Rapoport’s color choice and compositions work together to create a sense of space - Hans Hoffman’s theories about color and space continue to serve as a useful key to deciphering this work. However, some of these paintings, i.e. Untitled 20, appear to contain rectangular swatches of canvas fixed to the surface, possibly cut-up older paintings. A no-no for conservative painting purists at the time, this may be the first hint of Rapoport’s interest in making use of unusual substrates and found objects, one that would characterize her work throughout the sixties and seventies. This recontextualization of older work is a tactic Rapoport would continue to use throughout her practice.

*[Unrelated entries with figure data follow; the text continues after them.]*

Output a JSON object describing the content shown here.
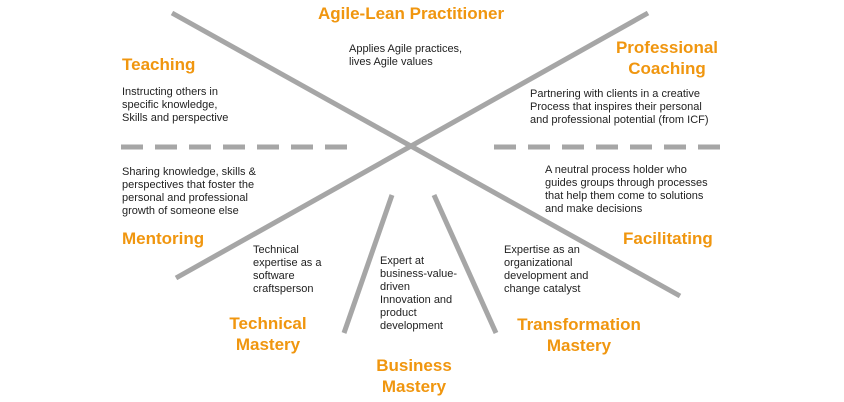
{
  "colors": {
    "accent": "#f0960f",
    "line": "#a6a6a6",
    "text": "#222222"
  },
  "roles": {
    "agile_lean": {
      "title": "Agile-Lean Practitioner",
      "description": "Applies Agile practices,\nlives Agile values"
    },
    "teaching": {
      "title": "Teaching",
      "description": "Instructing others in\nspecific knowledge,\nSkills and perspective"
    },
    "professional_coaching": {
      "title": "Professional\nCoaching",
      "description": "Partnering with clients in a creative\nProcess that inspires their personal\nand professional potential (from ICF)"
    },
    "mentoring": {
      "title": "Mentoring",
      "description": "Sharing knowledge, skills &\nperspectives that foster the\npersonal and professional\ngrowth of someone else"
    },
    "facilitating": {
      "title": "Facilitating",
      "description": "A neutral process holder who\nguides groups through processes\nthat help them come to solutions\nand make decisions"
    },
    "technical_mastery": {
      "title": "Technical\nMastery",
      "description": "Technical\nexpertise as a\nsoftware\ncraftsperson"
    },
    "business_mastery": {
      "title": "Business\nMastery",
      "description": "Expert at\nbusiness-value-\ndriven\nInnovation and\nproduct\ndevelopment"
    },
    "transformation_mastery": {
      "title": "Transformation\nMastery",
      "description": "Expertise as an\norganizational\ndevelopment and\nchange catalyst"
    }
  }
}
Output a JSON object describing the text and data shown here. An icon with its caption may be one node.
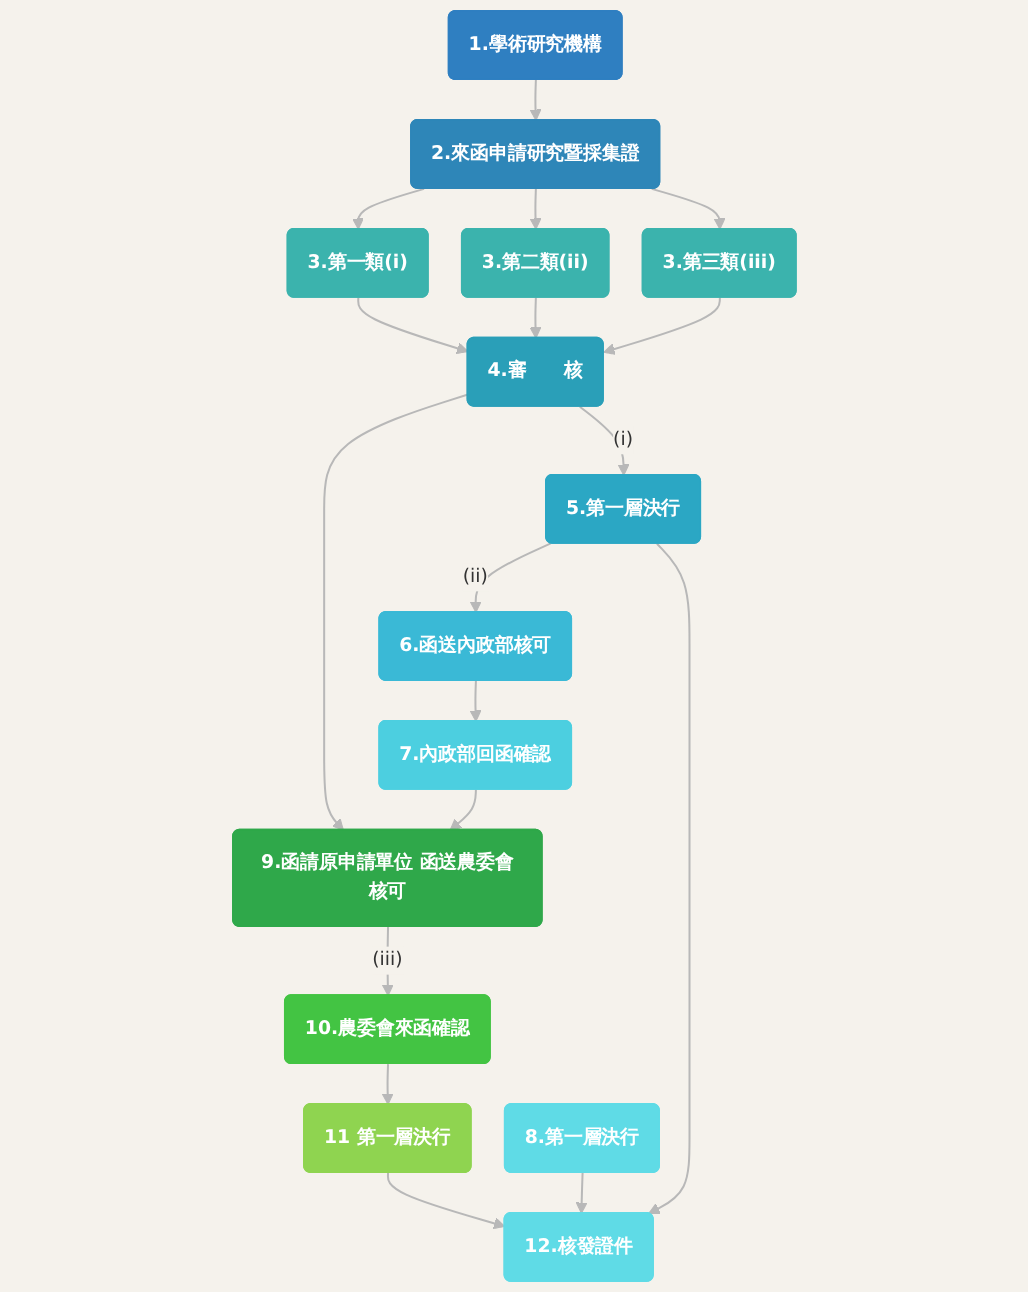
{
  "diagram": {
    "nodes": [
      {
        "text": [
          "1.學術研究機構"
        ]
      },
      {
        "text": [
          "2.來函申請研究暨採集證"
        ]
      },
      {
        "text": [
          "3.第一類(i)"
        ]
      },
      {
        "text": [
          "3.第二類(ii)"
        ]
      },
      {
        "text": [
          "3.第三類(iii)"
        ]
      },
      {
        "text": [
          "4.審　　核"
        ]
      },
      {
        "text": [
          "9.函請原申請單位 函送農委會核可"
        ]
      },
      {
        "text": [
          "5.第一層決行"
        ]
      },
      {
        "text": [
          "6.函送內政部核可"
        ]
      },
      {
        "text": [
          "7.內政部回函確認"
        ]
      },
      {
        "text": [
          "10.農委會來函確認"
        ]
      },
      {
        "text": [
          "11 第一層決行"
        ]
      },
      {
        "text": [
          "8.第一層決行"
        ]
      },
      {
        "text": [
          "12.核發證件"
        ]
      }
    ],
    "edges": [
      {
        "from": 0,
        "to": 1,
        "arrow": "to"
      },
      {
        "from": 1,
        "to": 2,
        "arrow": "to"
      },
      {
        "from": 1,
        "to": 3,
        "arrow": "to"
      },
      {
        "from": 1,
        "to": 4,
        "arrow": "to"
      },
      {
        "from": 2,
        "to": 5,
        "arrow": "to"
      },
      {
        "from": 3,
        "to": 5,
        "arrow": "to"
      },
      {
        "from": 4,
        "to": 5,
        "arrow": "to"
      },
      {
        "from": 5,
        "to": 6,
        "arrow": "to"
      },
      {
        "from": 5,
        "to": 7,
        "arrow": "to",
        "label": "(i)"
      },
      {
        "from": 7,
        "to": 8,
        "arrow": "to",
        "label": "(ii)"
      },
      {
        "from": 8,
        "to": 9,
        "arrow": "to"
      },
      {
        "from": 9,
        "to": 6,
        "arrow": "to"
      },
      {
        "from": 6,
        "to": 10,
        "arrow": "to",
        "label": "(iii)"
      },
      {
        "from": 10,
        "to": 11,
        "arrow": "to"
      },
      {
        "from": 7,
        "to": 13,
        "arrow": "to"
      },
      {
        "from": 12,
        "to": 13,
        "arrow": "to"
      },
      {
        "from": 11,
        "to": 13,
        "arrow": "to"
      }
    ]
  }
}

The compositions, which at first appear non-objective, hint more or less evidently at floral imagery. Her sometimes prominent use of violets and pinks, and titles that hint at the female body such as Oviform may have been a nod towards the way gender circumscribed the roles she played as a member of the Berkeley academic community, and the male-dominated Berkeley School. Although, as titles such as Capoeira and Jardim Botanico attest, this might just as easily reflect her recent experience of living in tropical Brazil, where her husband had a research residency.

Although the exhibition at the Legion of Honor was received positively by critics, Rapoport was chagrined by her peers’ and mentors’ criticisms, which always seemed to begin by commenting on her gender. This marked a turning point after which Rapoport moved away from the ideas of The Berkeley School and began exploring gender through increasingly radical work, eventually leading to her reinvention as an artist experimenting with new materials and media to explore feminist ideas.

Sonya Rapoport at the opening of her exhibition at the Legion of Honor, 1963.